In arm1176jz-s, each cache is implemented as a four-way set associative cache of configurable size. The caches are virtually indexed and physically tagged. You can configure the cache sizes in the range of 4 to 64KB. Both the Instruction Cache and the Data Cache can provide two words per cycle for all requesting sources.
Each cache way is architecturally limited to 16KB in size, because of the limitations of the virtually indexed, physically tagged implementation. The number of cache ways is fixed at four, but the cache way size can vary between 1KB and 16KB in powers of 2. The line length is not configurable and is fixed at eight words per line.
Write operations must occur after the Tag RAM reads and associated address comparisons are complete. A three-entry Write Buffer is included in the cache to enable the written words to be held until they can be written to cache.
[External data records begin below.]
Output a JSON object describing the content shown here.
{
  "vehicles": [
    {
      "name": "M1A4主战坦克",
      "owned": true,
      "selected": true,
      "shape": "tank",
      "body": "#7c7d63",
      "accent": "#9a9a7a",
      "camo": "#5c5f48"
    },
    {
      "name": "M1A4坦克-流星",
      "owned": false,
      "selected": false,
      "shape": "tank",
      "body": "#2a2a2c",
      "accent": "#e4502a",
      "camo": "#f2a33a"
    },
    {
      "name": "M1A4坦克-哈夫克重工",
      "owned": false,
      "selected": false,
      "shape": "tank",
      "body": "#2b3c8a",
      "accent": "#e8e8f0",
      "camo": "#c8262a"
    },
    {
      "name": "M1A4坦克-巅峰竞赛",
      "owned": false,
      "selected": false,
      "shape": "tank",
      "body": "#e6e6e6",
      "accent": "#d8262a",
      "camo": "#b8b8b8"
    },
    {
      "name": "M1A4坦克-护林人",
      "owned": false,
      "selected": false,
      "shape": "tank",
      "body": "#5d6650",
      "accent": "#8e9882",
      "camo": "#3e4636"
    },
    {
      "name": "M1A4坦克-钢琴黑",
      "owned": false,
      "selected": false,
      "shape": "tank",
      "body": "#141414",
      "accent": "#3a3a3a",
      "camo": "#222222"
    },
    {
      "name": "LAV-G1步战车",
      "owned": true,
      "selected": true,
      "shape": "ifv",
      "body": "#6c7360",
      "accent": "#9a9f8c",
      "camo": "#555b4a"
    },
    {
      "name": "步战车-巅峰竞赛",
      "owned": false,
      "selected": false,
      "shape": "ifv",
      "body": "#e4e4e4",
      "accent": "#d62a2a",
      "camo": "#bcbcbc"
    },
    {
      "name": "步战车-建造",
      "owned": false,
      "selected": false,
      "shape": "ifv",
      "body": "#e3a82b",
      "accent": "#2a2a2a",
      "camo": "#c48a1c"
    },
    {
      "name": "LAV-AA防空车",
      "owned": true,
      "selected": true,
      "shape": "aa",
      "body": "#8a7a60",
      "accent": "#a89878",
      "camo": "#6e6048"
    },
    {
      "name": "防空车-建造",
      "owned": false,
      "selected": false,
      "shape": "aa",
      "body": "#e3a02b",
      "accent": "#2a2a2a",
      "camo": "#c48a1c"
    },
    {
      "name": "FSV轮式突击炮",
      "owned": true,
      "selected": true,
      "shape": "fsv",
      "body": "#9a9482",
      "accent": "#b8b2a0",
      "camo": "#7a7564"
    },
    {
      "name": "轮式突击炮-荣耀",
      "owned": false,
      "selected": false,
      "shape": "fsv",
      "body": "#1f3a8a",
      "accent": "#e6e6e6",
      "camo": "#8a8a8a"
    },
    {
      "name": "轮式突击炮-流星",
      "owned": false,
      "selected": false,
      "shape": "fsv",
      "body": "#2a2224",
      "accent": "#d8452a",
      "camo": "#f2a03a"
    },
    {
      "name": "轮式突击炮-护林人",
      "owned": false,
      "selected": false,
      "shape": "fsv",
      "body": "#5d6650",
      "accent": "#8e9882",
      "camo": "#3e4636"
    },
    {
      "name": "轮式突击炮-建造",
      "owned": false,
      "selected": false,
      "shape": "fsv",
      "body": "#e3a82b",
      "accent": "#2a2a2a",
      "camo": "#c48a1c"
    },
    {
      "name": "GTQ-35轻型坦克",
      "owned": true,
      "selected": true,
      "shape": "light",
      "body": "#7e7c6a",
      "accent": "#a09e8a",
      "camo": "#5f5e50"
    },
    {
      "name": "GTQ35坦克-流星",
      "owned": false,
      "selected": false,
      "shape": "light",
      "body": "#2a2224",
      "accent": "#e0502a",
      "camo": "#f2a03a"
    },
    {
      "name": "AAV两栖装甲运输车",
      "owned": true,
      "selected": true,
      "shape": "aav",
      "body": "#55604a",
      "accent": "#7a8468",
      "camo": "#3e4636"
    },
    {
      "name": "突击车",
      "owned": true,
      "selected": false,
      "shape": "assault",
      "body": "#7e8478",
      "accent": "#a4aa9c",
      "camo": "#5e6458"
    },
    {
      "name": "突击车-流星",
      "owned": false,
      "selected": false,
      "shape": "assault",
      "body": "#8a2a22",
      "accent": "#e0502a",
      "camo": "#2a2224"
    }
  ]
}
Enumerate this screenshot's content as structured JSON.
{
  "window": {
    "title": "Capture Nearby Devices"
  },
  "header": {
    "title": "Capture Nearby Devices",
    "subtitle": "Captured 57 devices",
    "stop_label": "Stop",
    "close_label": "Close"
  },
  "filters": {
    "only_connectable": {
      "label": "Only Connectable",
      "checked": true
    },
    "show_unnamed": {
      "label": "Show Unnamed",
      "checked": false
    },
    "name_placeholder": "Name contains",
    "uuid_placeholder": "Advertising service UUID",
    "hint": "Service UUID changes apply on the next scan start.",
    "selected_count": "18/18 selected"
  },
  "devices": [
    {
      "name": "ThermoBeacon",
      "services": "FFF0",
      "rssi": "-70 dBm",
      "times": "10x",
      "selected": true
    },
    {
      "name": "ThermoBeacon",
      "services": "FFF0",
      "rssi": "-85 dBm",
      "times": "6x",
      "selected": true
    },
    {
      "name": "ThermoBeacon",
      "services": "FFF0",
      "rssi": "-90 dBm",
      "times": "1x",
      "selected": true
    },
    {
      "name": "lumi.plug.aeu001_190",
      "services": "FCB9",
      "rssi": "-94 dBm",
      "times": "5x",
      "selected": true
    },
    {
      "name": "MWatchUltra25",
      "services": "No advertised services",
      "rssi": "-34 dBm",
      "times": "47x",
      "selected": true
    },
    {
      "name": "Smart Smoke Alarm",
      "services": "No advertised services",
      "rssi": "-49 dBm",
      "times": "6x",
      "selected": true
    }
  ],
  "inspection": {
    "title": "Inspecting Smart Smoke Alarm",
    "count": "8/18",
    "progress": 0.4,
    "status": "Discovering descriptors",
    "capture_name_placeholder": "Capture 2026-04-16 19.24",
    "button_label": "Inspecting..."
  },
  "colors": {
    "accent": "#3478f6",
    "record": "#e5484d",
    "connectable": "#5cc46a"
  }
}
One or two words can be written in a single store operation. The addresses of these outstanding writes provide an additional input to the Tag RAM comparison for reads.
To avoid a critical path from the Tag RAM comparison to the enable signals for the data RAMs, there is a minimum of one cycle of latency between the determination of a hit to a particular way, and the start of writing to the data RAM of that way. This requires the Data Cache Write Buffer to hold three entries, for back-to-back writes. Accesses that read the dirty bits must also check the Data Cache Write Buffer for pending writes that result in dirty bits being set.
The cache dirty bits for the Data Cache are updated when the Data Cache Write Buffer data is written to the RAM. This requires the dirty bits to be held as a separate storage array. Significantly, the Tag arrays cannot be written, because the arrays are not accessed during the data RAM writes, but permits the dirty bits to be implemented as a small RAM.
The other main operations performed by the cache are cache line refills and Write-Back. These occur to particular cache ways, that are determined at the point of the detection of the cache miss by the victim selection logic.
To reduce overall power consumption, the number of full cache reads is reduced by the sequential nature of many cache operations, especially on the instruction side. On a cache read that is sequential to the previous cache read, only the data RAM set that was previously read is accessed, if the read is within the same cache line. The Tag RAM is not accessed at all during this sequential operation.